The Montenegrin parliament adopted on Friday a controversial religions bill which sparked public outrage.
The bill had been put forward by the ruling Democratic Party of Socialists of Montenegro and proposes to make all religious buildings that were owned by the Kingdom of Montenegro – before it was incorporated into the Kingdom of Yugoslavia in 1918 – public property.
The Serbian Orthodox Church thinks its assets could be seized and given to the self-proclaimed Montenegrin Orthodox Church, which is unrecognized by other Orthodox institutions.
Earlier on Friday, hundreds of Serbian Orthodox laypeople, priests, monks and nuns protested outside the Parliament building in the capital Podgorica, while lawmakers from the opposition Democratic Front clashed with representatives of the parliamentary majority and were later pulled out of the building by police.

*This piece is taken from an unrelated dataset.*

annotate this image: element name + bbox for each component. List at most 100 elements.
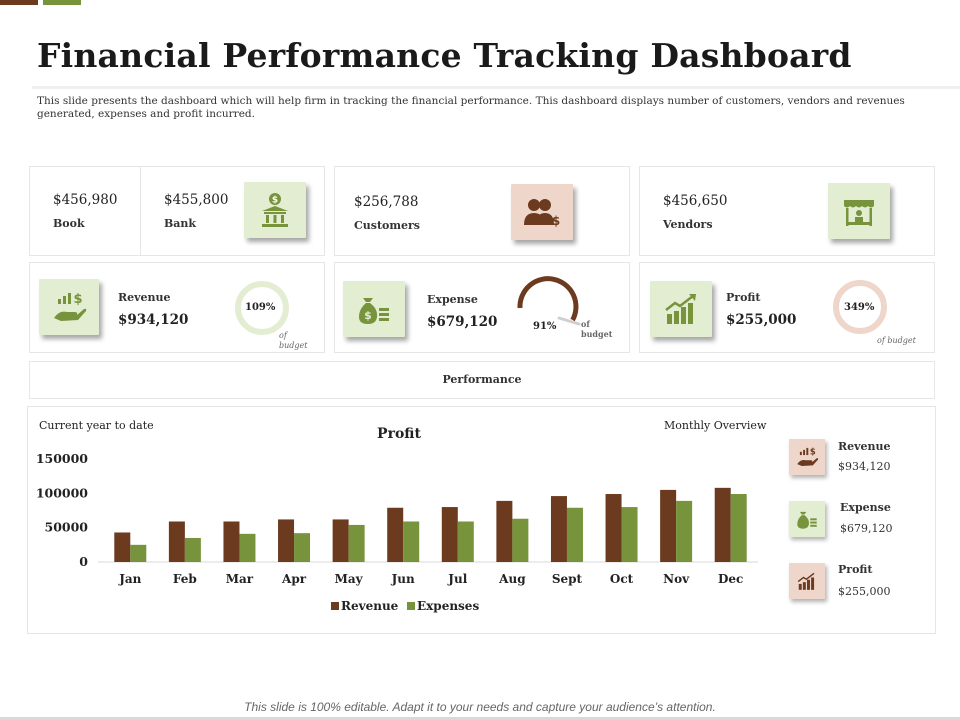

Montenegrin President Milo Djukanovic had denounced that the protests, ongoing now for several days, had as their goal to force the country to renounce its future in the European Union and in the Euro-Atlantic axis in favor of a “nationalist illusion”.
“Forty-five [out of 81] lawmakers voted for [the bill], no one against,” parliament’s Speaker Ivan Brajovic said, according to the press service.
For years, Montenegro, as the Diocese of Montenegro and the Littoral, has been a part of the Serbian Orthodox Church.
In recent years, however, the government has been supporting the Montenegrin Orthodox Church, which proclaimed itself autocephalous in 1993, saying that the Serbian Orthodox Church undermined the country’s independence.